創業に込めた想い
創業者(小山文男)は、ゼネコンに入社後43年間、設計や海洋土木の現場、工事管理の最前線で活動してきました。今でも海の匂いがする現場に立つと、いつも胸の奥が静かに熱くなる感覚があります。
沈埋トンネルという、海底に巨大な構造物を沈めてつなぐ――世界でも限られた技術者しか経験していない仕事に、人生の多くを捧げてきました。
その集大成となったのが、トルコ イスタンブールでの「ボスポラス海峡横断海底トンネル」、通称マルマライプロジェクトと呼ばれた世界最大水深での沈埋トンネルプロジェクトでした。潮流、地震、歴史、文化、政治、あらゆる要素が複雑に絡み合う『トルコ150年の夢』のプロジェクトでした。現場では、計画通りにいかないことばかり。

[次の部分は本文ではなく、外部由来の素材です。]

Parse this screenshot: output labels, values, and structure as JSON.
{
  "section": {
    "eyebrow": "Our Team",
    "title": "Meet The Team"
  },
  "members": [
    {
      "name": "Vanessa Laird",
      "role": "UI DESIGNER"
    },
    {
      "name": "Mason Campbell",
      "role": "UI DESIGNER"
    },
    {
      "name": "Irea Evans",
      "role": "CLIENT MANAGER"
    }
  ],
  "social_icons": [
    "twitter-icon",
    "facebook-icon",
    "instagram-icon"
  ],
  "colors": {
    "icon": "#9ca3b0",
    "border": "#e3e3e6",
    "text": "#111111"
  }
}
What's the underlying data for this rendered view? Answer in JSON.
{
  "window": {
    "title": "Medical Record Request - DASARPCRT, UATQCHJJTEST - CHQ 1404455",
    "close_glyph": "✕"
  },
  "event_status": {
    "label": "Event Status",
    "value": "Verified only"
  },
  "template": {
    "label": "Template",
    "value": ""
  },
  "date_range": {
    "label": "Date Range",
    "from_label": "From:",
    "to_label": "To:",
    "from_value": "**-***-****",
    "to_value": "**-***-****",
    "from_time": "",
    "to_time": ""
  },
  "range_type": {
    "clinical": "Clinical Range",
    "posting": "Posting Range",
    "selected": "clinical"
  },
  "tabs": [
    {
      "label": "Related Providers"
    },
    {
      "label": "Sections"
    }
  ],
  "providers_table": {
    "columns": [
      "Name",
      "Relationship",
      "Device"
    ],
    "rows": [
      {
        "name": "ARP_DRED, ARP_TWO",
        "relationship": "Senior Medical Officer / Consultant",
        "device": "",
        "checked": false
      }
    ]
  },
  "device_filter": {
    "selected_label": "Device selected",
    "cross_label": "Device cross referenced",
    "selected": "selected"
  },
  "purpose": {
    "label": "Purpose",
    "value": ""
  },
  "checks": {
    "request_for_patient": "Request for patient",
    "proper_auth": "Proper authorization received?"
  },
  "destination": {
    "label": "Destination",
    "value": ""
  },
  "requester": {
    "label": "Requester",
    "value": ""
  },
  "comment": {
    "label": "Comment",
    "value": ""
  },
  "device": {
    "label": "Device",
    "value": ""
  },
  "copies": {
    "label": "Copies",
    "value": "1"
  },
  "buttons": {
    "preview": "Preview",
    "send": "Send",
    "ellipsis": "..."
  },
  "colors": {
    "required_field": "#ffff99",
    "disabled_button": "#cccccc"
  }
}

それでも、仲間と知恵を絞り、泥にまみれ、海に向き合い続けた結果、『トルコ150年の夢』を実現しました。
2024年11月、NHK「新プロジェクト✕」 でこの挑戦が取り上げられました。
番組では、極限の環境での判断、文化も言語も異なるチームをまとめるリーダーシップ、
そして「人と人が支えあう現場」の姿が描かれました。
放送後、多くの視聴者から「感動しました」「自分自身のプロジェクト✕に挑戦したい」という声が届き、逆に私自身が励まされました。
不可能と言われたプロジェクトに挑戦したことで、「技術者たちの汗と祈り」、そして「未来をつなぐ意志」により、「技術とは、人の未来をつくる力だ」という思いが、胸の奥で確かな形になりました。
創業に込めた想い
2024年。長年の現場経験を次の世代に渡したい――その想いが強くなり、株式会社建設生産性コンサルティングを立ち上げました。
現場で培った判断力、組織を動かすマネジメント、そして何より「人が育つ現場づくり」の大切さ。さらに、積み重ねてきた技術経営コンサルティングスキルを武器に加え、熱い思いだけではなく論理的な経営コンサルティングスキルにより、“企業の未来をつくる力”を提供することに尽力してまいります。
現在は、建設会社の経営課題の解決として、
- 業務改革(生産性向上・ムダの削減・現場のDX化)
- 企業風土改革(心理的安全性・対話文化の構築)
- リーダーシップを持つ人材育成(現場監督・若手技術者の成長支援)
- 社員へのコーチングや社員のモチベーションを高める講演活動に力を注いでいます。
海の現場で学んだのは、「優れた技術に加え、優れたチームがプロジェクトを成功させる」という真実。だからこそ今は、
“人が育ち、組織が変わり、現場が強くなる”
その仕組みづくりをお客様企業とともに進めています。海底でトンネルをつないできたように、今度は “人と未来” をつなぐ仕事をしていく。それが、創業に込めた想いです。